Sunday’s weather offering was the same again and other than James, Susan and family and Chris and Mark who were going home, nearly everyone else had decided to take a trip to Iona. Unfortunately this didn’t happen, after a long drive to the other side of the island we found that due to stormy conditions the ferry had been cancelled at 11am. There was a possibility that it would start again at 1pm but with no guarantees that it would come back again this seemed a risky move. Gordon, Miriam, Diane and Iris K decide that the best move would be to get back to Tobermory for the football, slightly influenced by the fact that it was Gordon’s car, while others were going to have a tour about on the return trip although you couldn’t see too far. Our group stopped off at the Argyll in Bunessan, not recommended for lunch, before wandering along the coast to the “leaf fields” where we totally failed to find any fossils.
In the evening people ate in various establishments, some plans being foiled by the gourmet fish and chip van not being open on Sundays, before mostly meeting up in MacGochan’s bar for the rest of the night.

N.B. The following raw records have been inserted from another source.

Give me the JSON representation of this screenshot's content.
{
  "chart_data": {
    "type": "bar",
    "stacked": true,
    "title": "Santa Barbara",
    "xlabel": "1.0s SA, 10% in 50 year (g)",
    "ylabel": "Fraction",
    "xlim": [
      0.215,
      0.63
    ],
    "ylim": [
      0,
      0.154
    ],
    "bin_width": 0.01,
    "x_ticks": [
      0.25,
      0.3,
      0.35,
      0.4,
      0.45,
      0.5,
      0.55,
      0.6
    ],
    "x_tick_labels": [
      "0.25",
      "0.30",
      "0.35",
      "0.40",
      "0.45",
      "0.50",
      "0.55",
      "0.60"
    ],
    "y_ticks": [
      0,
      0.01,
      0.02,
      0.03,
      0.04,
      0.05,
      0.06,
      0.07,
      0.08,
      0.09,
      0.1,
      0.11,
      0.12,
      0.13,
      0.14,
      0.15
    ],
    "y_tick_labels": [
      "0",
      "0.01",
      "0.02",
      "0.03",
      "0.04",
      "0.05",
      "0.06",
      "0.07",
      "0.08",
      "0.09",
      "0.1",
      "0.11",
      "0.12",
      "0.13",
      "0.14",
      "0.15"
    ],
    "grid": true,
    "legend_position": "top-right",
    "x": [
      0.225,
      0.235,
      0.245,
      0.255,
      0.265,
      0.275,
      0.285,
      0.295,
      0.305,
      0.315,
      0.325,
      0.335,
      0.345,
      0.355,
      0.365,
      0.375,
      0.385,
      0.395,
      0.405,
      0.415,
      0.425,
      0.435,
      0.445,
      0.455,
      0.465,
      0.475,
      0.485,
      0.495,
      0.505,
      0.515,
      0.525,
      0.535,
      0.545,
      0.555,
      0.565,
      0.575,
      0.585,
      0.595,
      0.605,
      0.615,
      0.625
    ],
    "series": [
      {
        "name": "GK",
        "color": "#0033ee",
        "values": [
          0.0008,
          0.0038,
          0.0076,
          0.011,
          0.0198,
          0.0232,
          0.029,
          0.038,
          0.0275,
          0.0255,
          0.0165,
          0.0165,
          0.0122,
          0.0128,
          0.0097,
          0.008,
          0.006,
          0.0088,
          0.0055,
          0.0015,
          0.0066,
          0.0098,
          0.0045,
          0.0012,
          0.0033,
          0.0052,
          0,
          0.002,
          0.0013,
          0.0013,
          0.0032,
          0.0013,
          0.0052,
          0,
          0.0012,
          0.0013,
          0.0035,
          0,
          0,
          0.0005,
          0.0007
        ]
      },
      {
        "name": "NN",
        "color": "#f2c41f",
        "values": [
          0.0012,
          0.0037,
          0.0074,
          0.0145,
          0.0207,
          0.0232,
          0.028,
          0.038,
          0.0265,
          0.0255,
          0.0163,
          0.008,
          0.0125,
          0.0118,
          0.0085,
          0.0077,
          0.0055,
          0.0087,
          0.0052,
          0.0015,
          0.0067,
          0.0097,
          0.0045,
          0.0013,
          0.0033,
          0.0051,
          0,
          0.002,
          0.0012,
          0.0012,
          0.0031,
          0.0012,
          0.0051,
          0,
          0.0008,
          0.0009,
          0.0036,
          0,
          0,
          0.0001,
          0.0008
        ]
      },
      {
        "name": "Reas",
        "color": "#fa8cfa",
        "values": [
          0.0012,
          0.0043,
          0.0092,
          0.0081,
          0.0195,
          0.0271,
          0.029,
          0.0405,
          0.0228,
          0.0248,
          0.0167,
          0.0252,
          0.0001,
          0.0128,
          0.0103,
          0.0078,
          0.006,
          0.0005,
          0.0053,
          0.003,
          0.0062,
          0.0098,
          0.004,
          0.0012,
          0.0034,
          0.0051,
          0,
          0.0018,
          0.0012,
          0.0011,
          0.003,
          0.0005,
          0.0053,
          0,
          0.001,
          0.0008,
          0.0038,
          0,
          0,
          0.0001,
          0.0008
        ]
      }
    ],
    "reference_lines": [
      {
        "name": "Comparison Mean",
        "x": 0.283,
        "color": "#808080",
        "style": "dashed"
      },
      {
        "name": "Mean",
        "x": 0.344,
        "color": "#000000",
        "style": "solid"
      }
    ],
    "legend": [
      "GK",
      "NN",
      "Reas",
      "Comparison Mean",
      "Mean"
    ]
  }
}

On Monday the weather was similar to the previous 2 days only worse and any attempts to tackle some planned Corbetts were abandoned en-route down the road. We headed home via the George Hotel in Inveraray, definitely recommended for lunch. Thanks again for everyone making the weekend particularly memorable for me. The weather was in traditional last Munro form (other than for Willie who got more than his fair share for his last 7) but despite that it was a great weekend.